If nothing else, just drop by the spa for their menu book that features gorgeous paintings of 19th Century China from artist Thomas Allom. Judging from the way that China used to look, I definitely came here at the wrong time.
WYNN PALACE ENTERTAINMENT
Ha ha ha ha….
Hmmm, there’s a water show that isn’t even as good as the one at Wynn Macau and that’s it. A colossal fail and completely unacceptable in this day and age on the Cotai Strip, you can’t just repeat what you did ten years ago and hope it’s enough. There are too many other places to go in Cotai now, too many other things to see.
Some people might call the cable car ride entertainment too, but I don’t buy that. At least it’s free though if you want to take it across the lake and jump off when it stops at the hotel. If you want to do one complete loop, the price is $100 per person. (I believe hotel guests get that for free as well.) Hours are from 10 am to midnight daily.
WYNN PALACE BARS
Flying machines, the four minute mile, and decorating a room in green and have it look good. Thanks to Wing Lei Bar for finally scratching the last one off the list. Located beside Wing Lei Palace, Wing Lei Bar is a hip little haunt designed to look like a jewelry box, and I totally dig its style. With only 7 tables, it’s perfect for a quick drink or two before heading off into the night. The only bar at Wynn Palace, it looks like they learned their lesson from all the empty ones at Wynn Macau.
Prices are totally reasonable, with beers $50 to $70, shots of most hard stuff $70 to $150 and scotch $70 to $380. Cocktails are very pricey though, ranging from $130 to $230, while glasses of wine are $90 to $180. You’re probably better off going with full bottles instead, which cost $380 to $700.
Wing Lei Bar is open from 3:00 pm to 2:00 am daily.
Perhaps all you need to know about the shopping at Wynn Palace is that the property feels more like a shopping mall than a hotel.
All of the common areas on the ground floor are occupied by retail space and there is literally no way to get around without avoiding a shop, stall, boutique or some other sign of conspicuous consumption.
It’s all up market designer brands way out of my tax bracket so I’ll just leave it to you.
THE LAST WORD
I could basically cut and paste what I wrote in the Sands Cotai review 8 years ago because the same thing applies to Wynn Palace.
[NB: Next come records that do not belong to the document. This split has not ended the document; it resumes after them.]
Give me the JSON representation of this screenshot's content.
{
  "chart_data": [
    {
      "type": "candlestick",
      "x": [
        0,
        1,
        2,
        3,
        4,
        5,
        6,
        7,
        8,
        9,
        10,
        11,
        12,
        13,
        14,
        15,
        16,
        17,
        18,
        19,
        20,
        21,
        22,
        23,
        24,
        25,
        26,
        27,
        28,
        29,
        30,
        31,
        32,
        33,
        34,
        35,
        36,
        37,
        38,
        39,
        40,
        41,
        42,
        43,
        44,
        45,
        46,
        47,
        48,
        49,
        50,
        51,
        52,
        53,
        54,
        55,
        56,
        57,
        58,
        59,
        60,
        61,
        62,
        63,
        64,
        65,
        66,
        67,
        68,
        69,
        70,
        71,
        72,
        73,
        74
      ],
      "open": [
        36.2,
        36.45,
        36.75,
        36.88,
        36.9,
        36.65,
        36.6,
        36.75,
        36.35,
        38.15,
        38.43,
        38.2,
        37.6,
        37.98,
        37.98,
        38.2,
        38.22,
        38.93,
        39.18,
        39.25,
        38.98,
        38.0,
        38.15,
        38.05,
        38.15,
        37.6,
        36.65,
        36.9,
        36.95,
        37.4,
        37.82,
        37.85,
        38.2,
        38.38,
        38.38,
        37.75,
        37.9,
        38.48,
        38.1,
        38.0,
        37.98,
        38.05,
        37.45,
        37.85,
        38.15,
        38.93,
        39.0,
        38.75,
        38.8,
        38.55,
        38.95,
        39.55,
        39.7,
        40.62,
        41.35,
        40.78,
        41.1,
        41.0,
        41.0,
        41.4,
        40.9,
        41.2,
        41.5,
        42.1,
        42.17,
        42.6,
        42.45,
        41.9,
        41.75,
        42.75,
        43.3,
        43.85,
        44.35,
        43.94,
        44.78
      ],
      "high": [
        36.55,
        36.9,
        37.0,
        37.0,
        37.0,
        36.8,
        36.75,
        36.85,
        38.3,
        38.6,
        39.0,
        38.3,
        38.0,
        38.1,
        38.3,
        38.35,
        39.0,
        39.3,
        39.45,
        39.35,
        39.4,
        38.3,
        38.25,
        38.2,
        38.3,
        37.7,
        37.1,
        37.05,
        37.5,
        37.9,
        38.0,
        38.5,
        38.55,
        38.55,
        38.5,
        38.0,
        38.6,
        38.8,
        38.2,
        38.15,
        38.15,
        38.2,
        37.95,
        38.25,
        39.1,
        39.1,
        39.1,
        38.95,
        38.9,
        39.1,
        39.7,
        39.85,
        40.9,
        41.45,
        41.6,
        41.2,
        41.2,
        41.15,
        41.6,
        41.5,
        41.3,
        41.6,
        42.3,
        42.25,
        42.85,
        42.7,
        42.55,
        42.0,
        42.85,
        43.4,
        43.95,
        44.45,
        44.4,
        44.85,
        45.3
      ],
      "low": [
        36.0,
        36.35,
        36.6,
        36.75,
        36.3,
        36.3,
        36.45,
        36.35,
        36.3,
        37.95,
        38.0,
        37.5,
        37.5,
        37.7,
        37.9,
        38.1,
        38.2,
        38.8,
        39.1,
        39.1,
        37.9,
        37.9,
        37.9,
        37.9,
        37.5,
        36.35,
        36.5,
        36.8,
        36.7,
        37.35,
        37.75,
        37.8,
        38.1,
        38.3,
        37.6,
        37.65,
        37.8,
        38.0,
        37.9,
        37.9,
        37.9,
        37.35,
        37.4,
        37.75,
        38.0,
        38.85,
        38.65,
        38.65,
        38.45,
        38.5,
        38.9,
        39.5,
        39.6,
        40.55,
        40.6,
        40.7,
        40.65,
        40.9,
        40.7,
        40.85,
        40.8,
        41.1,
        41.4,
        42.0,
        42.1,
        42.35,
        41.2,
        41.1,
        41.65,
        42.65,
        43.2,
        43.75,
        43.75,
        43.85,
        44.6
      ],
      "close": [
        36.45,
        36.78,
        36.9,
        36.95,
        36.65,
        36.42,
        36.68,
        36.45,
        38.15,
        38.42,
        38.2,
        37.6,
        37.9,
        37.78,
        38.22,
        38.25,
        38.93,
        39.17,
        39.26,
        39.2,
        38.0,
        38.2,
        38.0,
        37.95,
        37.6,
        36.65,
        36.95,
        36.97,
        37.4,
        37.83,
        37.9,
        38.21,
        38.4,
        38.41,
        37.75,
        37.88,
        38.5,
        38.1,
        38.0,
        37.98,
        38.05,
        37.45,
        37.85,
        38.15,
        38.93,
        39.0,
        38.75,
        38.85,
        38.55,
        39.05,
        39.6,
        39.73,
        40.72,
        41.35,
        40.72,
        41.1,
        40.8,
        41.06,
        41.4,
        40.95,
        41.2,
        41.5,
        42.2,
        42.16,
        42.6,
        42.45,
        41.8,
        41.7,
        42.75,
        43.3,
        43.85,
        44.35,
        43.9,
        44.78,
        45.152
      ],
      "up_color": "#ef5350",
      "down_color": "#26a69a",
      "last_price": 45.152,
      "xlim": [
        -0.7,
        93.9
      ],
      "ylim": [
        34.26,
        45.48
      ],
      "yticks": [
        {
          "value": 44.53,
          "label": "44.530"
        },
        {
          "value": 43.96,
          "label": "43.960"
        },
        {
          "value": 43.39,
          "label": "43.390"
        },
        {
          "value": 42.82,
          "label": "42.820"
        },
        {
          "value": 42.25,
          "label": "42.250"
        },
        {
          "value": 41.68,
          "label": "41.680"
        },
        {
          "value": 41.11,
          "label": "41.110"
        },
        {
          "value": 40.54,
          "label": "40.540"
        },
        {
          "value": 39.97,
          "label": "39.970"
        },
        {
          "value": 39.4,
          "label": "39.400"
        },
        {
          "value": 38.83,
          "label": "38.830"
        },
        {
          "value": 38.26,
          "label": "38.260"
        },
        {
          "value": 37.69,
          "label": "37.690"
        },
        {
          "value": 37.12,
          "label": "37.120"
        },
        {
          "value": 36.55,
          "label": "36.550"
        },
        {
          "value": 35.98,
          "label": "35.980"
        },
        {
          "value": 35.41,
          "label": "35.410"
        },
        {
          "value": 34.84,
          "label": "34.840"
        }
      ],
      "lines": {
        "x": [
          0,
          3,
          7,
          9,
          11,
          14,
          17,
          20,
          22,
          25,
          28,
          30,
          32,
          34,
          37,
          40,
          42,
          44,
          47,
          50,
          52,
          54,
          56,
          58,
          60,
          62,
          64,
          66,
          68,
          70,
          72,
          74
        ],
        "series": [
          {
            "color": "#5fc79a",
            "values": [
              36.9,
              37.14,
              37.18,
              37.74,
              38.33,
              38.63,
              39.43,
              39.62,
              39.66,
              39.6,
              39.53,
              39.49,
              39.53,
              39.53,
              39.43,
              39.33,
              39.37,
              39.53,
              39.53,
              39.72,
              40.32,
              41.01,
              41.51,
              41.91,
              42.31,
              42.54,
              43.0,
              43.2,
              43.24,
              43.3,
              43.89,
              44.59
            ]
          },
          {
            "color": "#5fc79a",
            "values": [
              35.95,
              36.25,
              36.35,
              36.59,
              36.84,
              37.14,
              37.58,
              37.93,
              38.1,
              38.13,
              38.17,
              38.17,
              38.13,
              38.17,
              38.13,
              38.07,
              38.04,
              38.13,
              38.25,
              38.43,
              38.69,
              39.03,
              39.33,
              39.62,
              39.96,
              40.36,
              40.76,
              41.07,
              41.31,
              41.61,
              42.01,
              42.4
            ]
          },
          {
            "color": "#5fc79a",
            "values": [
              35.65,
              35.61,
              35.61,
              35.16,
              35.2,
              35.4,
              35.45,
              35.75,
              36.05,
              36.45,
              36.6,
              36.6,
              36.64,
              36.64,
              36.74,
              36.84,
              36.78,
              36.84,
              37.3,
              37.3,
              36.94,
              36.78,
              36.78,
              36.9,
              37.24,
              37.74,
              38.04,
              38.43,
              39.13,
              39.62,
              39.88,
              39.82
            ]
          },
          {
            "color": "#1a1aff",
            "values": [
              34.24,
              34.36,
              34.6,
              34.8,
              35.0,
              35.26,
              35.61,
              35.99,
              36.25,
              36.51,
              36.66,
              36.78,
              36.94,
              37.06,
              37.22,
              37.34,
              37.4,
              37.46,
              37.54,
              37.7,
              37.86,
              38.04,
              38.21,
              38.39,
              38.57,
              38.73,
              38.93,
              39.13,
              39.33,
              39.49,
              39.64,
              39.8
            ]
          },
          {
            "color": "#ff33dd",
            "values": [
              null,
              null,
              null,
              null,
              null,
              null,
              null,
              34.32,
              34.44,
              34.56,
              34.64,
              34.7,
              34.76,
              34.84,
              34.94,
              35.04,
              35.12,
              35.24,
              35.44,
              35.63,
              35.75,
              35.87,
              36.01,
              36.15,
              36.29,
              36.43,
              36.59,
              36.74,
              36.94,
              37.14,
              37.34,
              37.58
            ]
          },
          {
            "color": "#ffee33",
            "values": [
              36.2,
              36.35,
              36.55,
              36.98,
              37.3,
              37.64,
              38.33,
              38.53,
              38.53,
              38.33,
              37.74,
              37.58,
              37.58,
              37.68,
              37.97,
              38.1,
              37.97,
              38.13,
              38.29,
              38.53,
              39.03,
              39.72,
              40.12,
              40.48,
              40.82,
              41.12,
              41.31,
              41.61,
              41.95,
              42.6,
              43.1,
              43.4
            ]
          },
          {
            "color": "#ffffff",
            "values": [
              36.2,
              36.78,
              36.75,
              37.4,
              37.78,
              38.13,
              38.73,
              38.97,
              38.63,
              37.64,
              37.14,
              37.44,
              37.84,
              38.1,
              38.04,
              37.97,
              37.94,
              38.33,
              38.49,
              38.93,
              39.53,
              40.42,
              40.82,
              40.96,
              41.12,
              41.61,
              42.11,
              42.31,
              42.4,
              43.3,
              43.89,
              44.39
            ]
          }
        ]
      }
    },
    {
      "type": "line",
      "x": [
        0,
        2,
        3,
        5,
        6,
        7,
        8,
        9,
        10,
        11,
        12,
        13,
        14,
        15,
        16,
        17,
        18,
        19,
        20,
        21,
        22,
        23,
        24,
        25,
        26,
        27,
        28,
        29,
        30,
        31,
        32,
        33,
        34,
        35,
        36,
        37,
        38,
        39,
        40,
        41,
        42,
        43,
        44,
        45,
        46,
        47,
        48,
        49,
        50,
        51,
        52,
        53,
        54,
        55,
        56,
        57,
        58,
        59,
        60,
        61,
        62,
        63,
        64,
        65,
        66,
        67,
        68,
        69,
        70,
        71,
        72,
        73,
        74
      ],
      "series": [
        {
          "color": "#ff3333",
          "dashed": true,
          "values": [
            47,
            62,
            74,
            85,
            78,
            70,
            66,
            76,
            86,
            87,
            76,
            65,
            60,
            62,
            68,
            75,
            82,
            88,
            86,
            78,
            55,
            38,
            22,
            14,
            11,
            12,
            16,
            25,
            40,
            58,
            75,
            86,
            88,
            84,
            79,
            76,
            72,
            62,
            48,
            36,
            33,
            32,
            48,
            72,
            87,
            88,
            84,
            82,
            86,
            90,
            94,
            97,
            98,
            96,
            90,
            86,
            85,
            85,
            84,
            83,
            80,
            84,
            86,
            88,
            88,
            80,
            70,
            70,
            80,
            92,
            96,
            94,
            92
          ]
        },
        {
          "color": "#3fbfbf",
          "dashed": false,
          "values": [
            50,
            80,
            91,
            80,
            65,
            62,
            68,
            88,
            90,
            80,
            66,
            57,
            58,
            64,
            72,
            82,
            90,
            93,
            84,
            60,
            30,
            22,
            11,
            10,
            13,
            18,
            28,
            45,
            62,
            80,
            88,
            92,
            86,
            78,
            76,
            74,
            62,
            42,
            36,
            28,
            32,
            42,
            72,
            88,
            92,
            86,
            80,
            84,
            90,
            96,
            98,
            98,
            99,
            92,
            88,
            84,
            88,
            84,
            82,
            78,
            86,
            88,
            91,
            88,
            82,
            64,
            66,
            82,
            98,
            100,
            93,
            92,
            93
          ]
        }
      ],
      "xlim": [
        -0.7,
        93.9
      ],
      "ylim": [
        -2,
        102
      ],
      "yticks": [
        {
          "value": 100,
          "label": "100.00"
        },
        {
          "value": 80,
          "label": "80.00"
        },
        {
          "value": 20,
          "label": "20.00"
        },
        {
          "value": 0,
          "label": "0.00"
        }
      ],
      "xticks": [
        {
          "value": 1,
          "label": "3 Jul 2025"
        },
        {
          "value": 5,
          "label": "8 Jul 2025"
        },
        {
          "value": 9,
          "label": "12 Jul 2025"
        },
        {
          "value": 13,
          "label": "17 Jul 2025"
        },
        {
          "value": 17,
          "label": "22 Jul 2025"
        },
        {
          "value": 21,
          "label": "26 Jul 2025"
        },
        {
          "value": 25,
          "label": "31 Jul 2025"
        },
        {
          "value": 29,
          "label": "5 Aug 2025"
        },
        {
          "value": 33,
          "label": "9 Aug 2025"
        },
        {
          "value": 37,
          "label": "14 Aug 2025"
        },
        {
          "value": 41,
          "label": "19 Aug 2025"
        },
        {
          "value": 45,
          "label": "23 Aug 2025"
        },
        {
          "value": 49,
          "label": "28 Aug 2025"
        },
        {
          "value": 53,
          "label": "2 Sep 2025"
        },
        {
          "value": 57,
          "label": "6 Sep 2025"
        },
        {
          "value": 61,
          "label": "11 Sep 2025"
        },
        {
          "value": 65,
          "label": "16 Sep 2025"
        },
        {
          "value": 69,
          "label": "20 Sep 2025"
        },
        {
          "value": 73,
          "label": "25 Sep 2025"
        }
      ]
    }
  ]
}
A hotel alone won’t cut in on the Cotai Strip in 2017. Properties need entertainment, they need walk in traffic, they need diverse and appealing attractions, they need to stand out from the crowd in some way and be destinations in themselves.
At Wynn Palace however, they don’t do any of that and seem to be banking on their big Wynn name to pull them through. Ordinarily that might be enough but Wynn Palace makes a mockery of typical Wynn standards, with poor facilities, lacklustre dining, no entertainment and basically nothing for kids.
With all due respect to Mr Wynn, the world did not wait ten for years for this.
WYNN PALACE LOCATION
Wynn Palace is located behind the City of Dreams and the stunning new MGM Cotai. The Wynn marketing department can spin it as being an oasis away from the hustle and bustle of the main Strip but that bird don’t hunt. It wants to be where the Parisian is because that’s where the action is, not down a side road no one in Macau knew about until the Palace opened.